His friends became clearer as the haze thinned out, and Charlie propped himself up, accepting Nash’s extended hand to stand the rest of the way.

  “Anyone get the license plate of that demon?” asked Nash, sitting down on a scorched tree stump. He wiped ashen sweat from his eyes. “I would like to file a complaint.”

  Lisa gasped. “Donnie. The demon, Chen,” she said, breathing deep to speak each name. “Liev!”

  Chapter 16

  Lisa jammed the buttons on her fashionably outdated flip-phone, still no signal to dial out.

  “How much longer?” she hollered from the backseat, trying to be heard over the open windows.

  “We’re almost there,” Darcy answered. Her foot dug deeper into the gas pedal, wishing Fish’s truck was behind her, not in front. Priest wasn’t there to scold her. He rode with Fish and Dink this time, trusting that Darcy could follow them in what they all hoped would be a simple, and short, search through Hunter’s Grove.

  Darcy’s phone started to chime in rapid succession, several notifications coming through at once. She rolled the windows up, inviting the smell of burnt clothing and dirt and sweat to be fully appreciated again.

  “What on earth?” She started to pick up her phone, and Nash snatched it away from her. “Hey!”

  “You’re driving,” he said with a pointed grin. “Don’t you ever ...!” He swiped the phone’s screen. “Looks like your mom is trying to get in touch with you. Or has been. Pretty much since we’ve been gone. She’s called like twelve times.”

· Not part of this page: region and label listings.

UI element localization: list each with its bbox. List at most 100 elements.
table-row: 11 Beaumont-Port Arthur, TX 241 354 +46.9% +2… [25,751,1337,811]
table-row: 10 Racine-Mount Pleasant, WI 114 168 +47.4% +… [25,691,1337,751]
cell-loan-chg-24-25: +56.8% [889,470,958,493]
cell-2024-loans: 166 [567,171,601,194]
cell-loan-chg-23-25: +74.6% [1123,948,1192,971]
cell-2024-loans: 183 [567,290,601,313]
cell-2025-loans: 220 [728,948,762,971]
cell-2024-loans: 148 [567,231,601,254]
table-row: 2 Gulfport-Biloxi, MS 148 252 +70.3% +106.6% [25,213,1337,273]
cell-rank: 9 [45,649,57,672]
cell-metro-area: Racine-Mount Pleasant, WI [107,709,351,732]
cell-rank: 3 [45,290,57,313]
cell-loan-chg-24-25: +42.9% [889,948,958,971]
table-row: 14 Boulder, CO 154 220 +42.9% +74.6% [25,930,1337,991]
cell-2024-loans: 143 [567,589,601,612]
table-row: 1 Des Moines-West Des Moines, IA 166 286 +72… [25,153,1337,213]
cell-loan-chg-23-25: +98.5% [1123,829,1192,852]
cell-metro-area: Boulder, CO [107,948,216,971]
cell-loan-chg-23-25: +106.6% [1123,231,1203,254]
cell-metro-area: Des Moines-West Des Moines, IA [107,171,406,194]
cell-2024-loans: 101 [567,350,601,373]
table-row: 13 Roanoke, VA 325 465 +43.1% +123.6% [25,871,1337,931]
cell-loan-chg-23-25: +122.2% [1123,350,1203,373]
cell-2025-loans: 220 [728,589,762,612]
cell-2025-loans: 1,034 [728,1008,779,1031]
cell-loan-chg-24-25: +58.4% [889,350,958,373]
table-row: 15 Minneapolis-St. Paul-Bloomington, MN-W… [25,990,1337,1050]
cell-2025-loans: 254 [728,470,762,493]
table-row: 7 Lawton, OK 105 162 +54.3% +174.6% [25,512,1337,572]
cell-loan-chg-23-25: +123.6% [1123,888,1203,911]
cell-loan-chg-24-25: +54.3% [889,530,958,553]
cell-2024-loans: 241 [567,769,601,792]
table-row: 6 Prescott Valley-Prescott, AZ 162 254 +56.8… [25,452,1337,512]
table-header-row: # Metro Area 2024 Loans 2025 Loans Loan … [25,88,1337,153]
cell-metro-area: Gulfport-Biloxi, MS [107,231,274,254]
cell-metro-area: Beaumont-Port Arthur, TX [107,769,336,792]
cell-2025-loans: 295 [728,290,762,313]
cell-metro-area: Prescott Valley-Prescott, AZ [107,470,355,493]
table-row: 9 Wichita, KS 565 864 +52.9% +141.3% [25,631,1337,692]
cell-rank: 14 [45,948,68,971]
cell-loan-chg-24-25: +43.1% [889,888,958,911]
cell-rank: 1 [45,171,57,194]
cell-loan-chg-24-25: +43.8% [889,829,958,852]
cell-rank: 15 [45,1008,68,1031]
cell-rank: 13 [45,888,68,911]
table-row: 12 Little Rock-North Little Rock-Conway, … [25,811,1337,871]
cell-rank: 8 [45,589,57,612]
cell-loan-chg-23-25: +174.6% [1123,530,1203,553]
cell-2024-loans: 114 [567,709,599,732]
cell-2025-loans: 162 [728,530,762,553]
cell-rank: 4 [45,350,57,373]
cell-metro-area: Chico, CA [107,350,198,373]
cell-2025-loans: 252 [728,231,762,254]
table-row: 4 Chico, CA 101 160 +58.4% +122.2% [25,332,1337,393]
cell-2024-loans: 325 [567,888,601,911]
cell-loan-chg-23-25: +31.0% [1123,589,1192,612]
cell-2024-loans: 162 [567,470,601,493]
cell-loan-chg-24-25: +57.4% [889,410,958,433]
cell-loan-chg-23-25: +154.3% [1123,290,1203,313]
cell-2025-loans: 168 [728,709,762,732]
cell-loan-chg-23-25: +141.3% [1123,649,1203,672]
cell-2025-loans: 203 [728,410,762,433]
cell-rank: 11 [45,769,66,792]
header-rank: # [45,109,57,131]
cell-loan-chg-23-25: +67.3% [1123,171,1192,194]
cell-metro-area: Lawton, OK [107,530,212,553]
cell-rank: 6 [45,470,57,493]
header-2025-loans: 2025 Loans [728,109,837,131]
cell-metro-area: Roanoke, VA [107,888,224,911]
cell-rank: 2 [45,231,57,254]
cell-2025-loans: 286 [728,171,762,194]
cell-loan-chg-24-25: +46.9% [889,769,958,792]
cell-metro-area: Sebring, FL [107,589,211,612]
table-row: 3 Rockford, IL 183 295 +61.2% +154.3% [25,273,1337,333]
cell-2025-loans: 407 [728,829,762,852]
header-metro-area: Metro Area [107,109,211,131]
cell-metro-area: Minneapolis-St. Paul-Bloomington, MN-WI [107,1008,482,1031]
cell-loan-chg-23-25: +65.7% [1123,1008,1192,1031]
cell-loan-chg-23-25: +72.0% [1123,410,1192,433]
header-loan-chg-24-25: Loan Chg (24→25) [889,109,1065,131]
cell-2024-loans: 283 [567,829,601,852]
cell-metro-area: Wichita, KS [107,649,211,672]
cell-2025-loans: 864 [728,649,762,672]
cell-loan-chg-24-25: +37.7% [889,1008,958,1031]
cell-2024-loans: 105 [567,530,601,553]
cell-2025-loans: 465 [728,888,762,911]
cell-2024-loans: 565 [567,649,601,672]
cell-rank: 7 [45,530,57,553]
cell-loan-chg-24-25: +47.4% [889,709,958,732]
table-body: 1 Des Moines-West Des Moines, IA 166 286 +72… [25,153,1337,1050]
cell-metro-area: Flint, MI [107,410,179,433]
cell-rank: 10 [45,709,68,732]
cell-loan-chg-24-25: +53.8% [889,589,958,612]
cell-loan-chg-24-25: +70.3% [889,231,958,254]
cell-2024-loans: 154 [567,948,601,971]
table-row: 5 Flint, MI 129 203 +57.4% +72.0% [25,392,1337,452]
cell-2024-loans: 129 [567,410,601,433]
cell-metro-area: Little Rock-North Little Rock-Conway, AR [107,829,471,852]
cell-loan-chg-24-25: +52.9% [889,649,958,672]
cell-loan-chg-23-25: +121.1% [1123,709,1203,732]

  Darcy growled at him. “Texts?”

  “Only one. She said, ‘Call me.’”

  She snatched the phone out of his hand, voice-commanding the phone to, “Call Mom.”

  “Darcy?”

  “Hi Mom. Sorry, my phone battery died. Didn’t realize it.”

  “Where have you been, young lady?”

  “We all went to the movies together. Trying to take some stress off.” She looked in the rearview mirror, raising her eyebrows at the others. It had certainly been a stress relieving day, sort of. Darcy hated lying to her mother.